Winton told the story of the experience that sparked his faith to Andrew Denton in an interview on ABC TV’s Enough Rope in 2004: “My dad was a motorcycle cop—a traffic cop—and he was knocked off his motorbike by a drunk driver, and he went through the wall of a factory,” Winton narrated.
“He was in a coma for weeks and weeks. I remember the day that they brought him home and he was sort of like an earlier version of my father, a sort of augmented version of my father.
He was sort of recognisable but not really my dad. Everything was busted up and they put him in the chair, and, you know, ‘Here’s your dad.’ And I was sort of horrified.
“And Mum had real difficulty, because he was a big bloke. And even though he was a little withered by the time in hospital, it was really difficult for her to bathe him.

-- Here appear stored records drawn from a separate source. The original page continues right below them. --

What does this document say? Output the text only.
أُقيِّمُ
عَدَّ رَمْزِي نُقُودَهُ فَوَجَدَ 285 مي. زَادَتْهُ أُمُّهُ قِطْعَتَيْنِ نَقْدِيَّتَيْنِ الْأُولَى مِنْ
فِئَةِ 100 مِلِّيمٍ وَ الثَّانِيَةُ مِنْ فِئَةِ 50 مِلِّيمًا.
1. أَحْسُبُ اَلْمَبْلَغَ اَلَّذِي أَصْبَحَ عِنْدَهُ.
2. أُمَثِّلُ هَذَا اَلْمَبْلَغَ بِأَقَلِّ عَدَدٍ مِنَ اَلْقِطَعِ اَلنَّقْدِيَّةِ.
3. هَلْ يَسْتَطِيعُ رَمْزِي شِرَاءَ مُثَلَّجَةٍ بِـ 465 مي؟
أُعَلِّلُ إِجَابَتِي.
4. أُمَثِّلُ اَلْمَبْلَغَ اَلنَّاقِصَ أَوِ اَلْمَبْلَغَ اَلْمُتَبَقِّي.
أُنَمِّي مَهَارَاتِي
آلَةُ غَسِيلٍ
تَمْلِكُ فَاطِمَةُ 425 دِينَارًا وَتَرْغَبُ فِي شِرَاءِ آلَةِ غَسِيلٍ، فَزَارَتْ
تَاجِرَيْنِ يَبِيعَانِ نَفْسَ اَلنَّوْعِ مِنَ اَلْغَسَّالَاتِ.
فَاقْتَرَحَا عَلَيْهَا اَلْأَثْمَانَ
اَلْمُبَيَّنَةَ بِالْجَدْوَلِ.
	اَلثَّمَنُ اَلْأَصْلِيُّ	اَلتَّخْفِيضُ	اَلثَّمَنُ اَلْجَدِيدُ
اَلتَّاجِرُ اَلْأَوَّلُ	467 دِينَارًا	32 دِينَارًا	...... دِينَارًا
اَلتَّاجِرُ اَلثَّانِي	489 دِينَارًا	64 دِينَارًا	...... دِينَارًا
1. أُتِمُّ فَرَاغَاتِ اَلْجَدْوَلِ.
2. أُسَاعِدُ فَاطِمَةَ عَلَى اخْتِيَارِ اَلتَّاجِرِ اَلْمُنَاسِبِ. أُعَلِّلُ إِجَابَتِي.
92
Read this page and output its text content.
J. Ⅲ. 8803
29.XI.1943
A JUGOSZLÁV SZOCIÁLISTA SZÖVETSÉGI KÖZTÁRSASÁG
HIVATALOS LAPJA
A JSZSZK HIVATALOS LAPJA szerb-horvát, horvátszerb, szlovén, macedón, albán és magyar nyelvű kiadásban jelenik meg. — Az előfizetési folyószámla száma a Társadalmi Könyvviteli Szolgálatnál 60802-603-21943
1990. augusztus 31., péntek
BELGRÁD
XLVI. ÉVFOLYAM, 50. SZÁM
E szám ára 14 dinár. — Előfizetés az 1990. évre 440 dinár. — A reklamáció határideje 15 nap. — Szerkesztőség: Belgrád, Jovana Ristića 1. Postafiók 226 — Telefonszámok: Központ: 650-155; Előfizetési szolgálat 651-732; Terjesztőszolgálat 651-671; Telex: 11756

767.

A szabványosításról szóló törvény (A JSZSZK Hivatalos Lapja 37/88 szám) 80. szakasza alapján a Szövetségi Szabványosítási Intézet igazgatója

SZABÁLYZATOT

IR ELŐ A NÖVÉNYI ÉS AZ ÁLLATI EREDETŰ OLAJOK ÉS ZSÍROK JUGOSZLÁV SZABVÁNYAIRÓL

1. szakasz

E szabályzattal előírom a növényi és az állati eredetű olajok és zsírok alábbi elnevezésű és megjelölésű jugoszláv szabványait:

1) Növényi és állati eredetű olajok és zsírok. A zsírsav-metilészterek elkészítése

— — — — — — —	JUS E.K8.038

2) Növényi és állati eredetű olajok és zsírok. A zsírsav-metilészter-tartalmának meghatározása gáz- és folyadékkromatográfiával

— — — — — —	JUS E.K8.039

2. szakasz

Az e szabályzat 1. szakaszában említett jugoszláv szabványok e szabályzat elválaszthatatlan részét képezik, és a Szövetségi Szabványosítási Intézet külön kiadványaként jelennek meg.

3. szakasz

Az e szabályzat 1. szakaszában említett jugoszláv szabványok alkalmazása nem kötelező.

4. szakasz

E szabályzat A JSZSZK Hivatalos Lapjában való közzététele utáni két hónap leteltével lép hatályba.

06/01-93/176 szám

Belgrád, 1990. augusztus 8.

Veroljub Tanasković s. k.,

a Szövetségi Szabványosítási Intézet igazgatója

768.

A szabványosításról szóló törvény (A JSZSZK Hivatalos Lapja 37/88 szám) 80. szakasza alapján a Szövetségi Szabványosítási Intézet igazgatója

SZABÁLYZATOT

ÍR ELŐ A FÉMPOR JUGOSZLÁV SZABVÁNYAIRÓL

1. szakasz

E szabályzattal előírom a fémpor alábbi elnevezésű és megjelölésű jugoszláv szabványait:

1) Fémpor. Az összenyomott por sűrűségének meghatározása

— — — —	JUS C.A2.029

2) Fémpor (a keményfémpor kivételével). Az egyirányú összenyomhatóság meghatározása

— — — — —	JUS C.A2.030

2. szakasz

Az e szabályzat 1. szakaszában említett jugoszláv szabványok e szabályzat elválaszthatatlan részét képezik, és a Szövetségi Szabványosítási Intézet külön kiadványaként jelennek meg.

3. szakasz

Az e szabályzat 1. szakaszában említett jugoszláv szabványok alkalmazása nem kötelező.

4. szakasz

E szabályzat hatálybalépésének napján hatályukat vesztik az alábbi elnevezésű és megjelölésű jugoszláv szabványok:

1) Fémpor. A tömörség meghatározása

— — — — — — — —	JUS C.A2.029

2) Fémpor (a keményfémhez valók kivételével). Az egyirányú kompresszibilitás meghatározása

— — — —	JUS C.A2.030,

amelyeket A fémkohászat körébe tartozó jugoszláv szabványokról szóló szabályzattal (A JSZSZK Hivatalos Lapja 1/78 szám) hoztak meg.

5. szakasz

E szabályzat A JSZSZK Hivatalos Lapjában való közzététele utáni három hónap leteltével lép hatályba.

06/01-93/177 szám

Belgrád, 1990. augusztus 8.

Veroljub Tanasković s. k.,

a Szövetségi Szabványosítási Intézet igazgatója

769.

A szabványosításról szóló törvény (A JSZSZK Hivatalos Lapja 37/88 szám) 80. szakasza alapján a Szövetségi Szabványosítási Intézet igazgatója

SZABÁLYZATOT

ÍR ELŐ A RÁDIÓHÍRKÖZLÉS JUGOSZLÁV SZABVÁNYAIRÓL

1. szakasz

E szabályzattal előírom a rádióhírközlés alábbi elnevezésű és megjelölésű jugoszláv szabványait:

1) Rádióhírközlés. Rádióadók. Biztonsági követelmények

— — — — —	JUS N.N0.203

“And I remember one day this bloke showed up at the front door. He just banged on the door and said, ‘Oh, G’day. My name’s Len. I heard your hubby’s a bit crook. Anything I can do?’ “He just showed up, and he used to carry my dad from bed and put him in the bath and he used to bathe him, which in the ’60s in Perth in the suburbs was not the sort of thing you saw every day.
“It turned out that this bloke, Len Thomas, was from a local church and he’d heard that the old man was sick, and he thought he’d come and help out. This was a weird, kind of strangely sacrificial act, where he’d come and wash another grown man and carry him to bed and look after him in a way that Mum just physically couldn’t. It really touched me, regardless of theology or anything else, watching a grown man bother, for nothing, to show up and wash a sick man.
“It really affected me—and gave me some stories.”